Aloysious Kittengo, Program Coordinator, SEATINI Uganda, also condemned policies that he claimed are now well thought out and end up either being contradictory or not tenable.

He gave the example of President Yoweri Museveni’s boasting about allowing investors to repatriate profits after paying taxes.

“But if those taxes are waived through incentives, and workers are casuals not on PAYE register, we lose both tax revenue and employment benefits. The current incentive regime must be reviewed,” Kittengo said.

The incentives and exemptions in the Income Tax Law, with many exemptions not subjected to cost-benefit analyses, like creation of decent jobs opportunities or using local raw materials, was also named problematic.

Kittengo also urged the government to ensure the public sees what the taxes do, so as to cure tax apathy and rebuild the morale.

On the budget, he also of the view that no initial research and planning are done to inform the budget, which reason the proposals are usually unachievable.

“We need well-researched projections.
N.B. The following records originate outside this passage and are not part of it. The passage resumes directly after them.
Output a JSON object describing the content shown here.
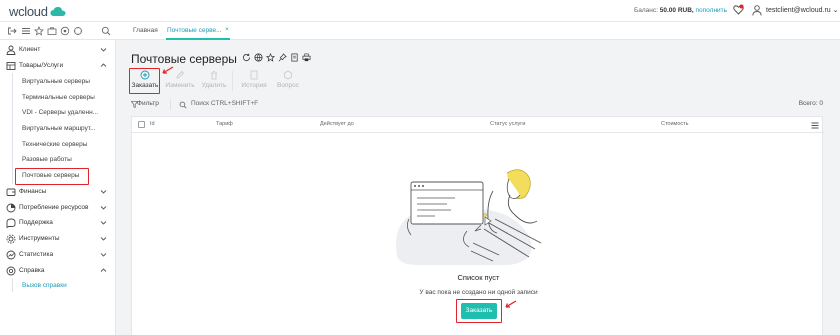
{
  "header": {
    "logo_text": "wcloud",
    "balance_label": "Баланс:",
    "balance_value": "50.00 RUB,",
    "topup_link": "пополнить",
    "user_email": "testclient@wcloud.ru"
  },
  "tabs": [
    {
      "label": "Главная"
    },
    {
      "label": "Почтовые серве..."
    }
  ],
  "sidebar": {
    "sections": [
      {
        "label": "Клиент",
        "icon": "user-icon"
      },
      {
        "label": "Товары/Услуги",
        "icon": "box-icon"
      },
      {
        "label": "Финансы",
        "icon": "wallet-icon"
      },
      {
        "label": "Потребление ресурсов",
        "icon": "pie-chart-icon"
      },
      {
        "label": "Поддержка",
        "icon": "support-icon"
      },
      {
        "label": "Инструменты",
        "icon": "gear-icon"
      },
      {
        "label": "Статистика",
        "icon": "stats-icon"
      },
      {
        "label": "Справка",
        "icon": "help-icon"
      }
    ],
    "services": [
      {
        "label": "Виртуальные серверы"
      },
      {
        "label": "Терминальные серверы"
      },
      {
        "label": "VDI - Серверы удаленн..."
      },
      {
        "label": "Виртуальные маршрут..."
      },
      {
        "label": "Технические серверы"
      },
      {
        "label": "Разовые работы"
      },
      {
        "label": "Почтовые серверы"
      }
    ],
    "help_link": "Вызов справки"
  },
  "page": {
    "title": "Почтовые серверы",
    "toolbar": [
      {
        "label": "Заказать",
        "enabled": true
      },
      {
        "label": "Изменить",
        "enabled": false
      },
      {
        "label": "Удалить",
        "enabled": false
      },
      {
        "label": "История",
        "enabled": false
      },
      {
        "label": "Вопрос",
        "enabled": false
      }
    ],
    "filter_label": "Фильтр",
    "search_placeholder": "Поиск CTRL+SHIFT+F",
    "total_label": "Всего: 0",
    "columns": [
      "Id",
      "Тариф",
      "Действует до",
      "Статус услуги",
      "Стоимость"
    ],
    "empty_title": "Список пуст",
    "empty_description": "У вас пока не создано ни одной записи",
    "order_button": "Заказать"
  },
  "colors": {
    "accent": "#1fbfb0",
    "link": "#1a9bb8",
    "highlight": "#e0242a"
  }
}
Civil society has submitted alternative tax proposals through the Tax Justice Alliance, but the government limits the time for input. They say our proposals lack research, yet space for engagement is narrow,” he asserted.

He said that even the increase from the initial 33 trillion to 37 trillion Shillings revenue collection projection should be explained.

“What informs these numbers?” he asked, adding, “If projections are not based on real data, we risk budgeting blindly. Reliable data is needed to align expected revenue with actual spending; otherwise government will resort to commercial loans.”

Parliament was blamed for not doing its oversight role well especially regarding directing the formulation and implementation of the budget.

But Sulaiman Kiggundu, the Director Parliamentary Budget Office, rejected blame against the MPs, saying that they do their work as provided for in the laws.

“We cannot continue the blame game, parliament has done its role, the responsibility now lies with every citizen—to track, to question, to demand accountability, otherwise, no one ends up being responsible,” he said.

He said that Parliament’s role is to ensure that the strategies of the government are catered for in the appropriations.

When people ask where the money went, the budget is very clear.

“There are 18 programs—human capital, transport, etc. Now the citizens must demand: Where did it go? Who is responsible? The budget must be unpacked,” Kiggundu said, adding, “Under Article 164, Parliament shall monitor all public funds. We do our work. But after findings, enforcement lies with others—police, judiciary, and other government bodies.”

He said the House appropriates the budget, but execution lies with government agencies, and Parliament presses the agencies to ensure the programmes are followed and well-implemented.

“Parliament asks why projects are delayed. The Auditor General and committees do their part,” Kiggundu said.

According to him, Parliament has never failed to approve a budget request in time.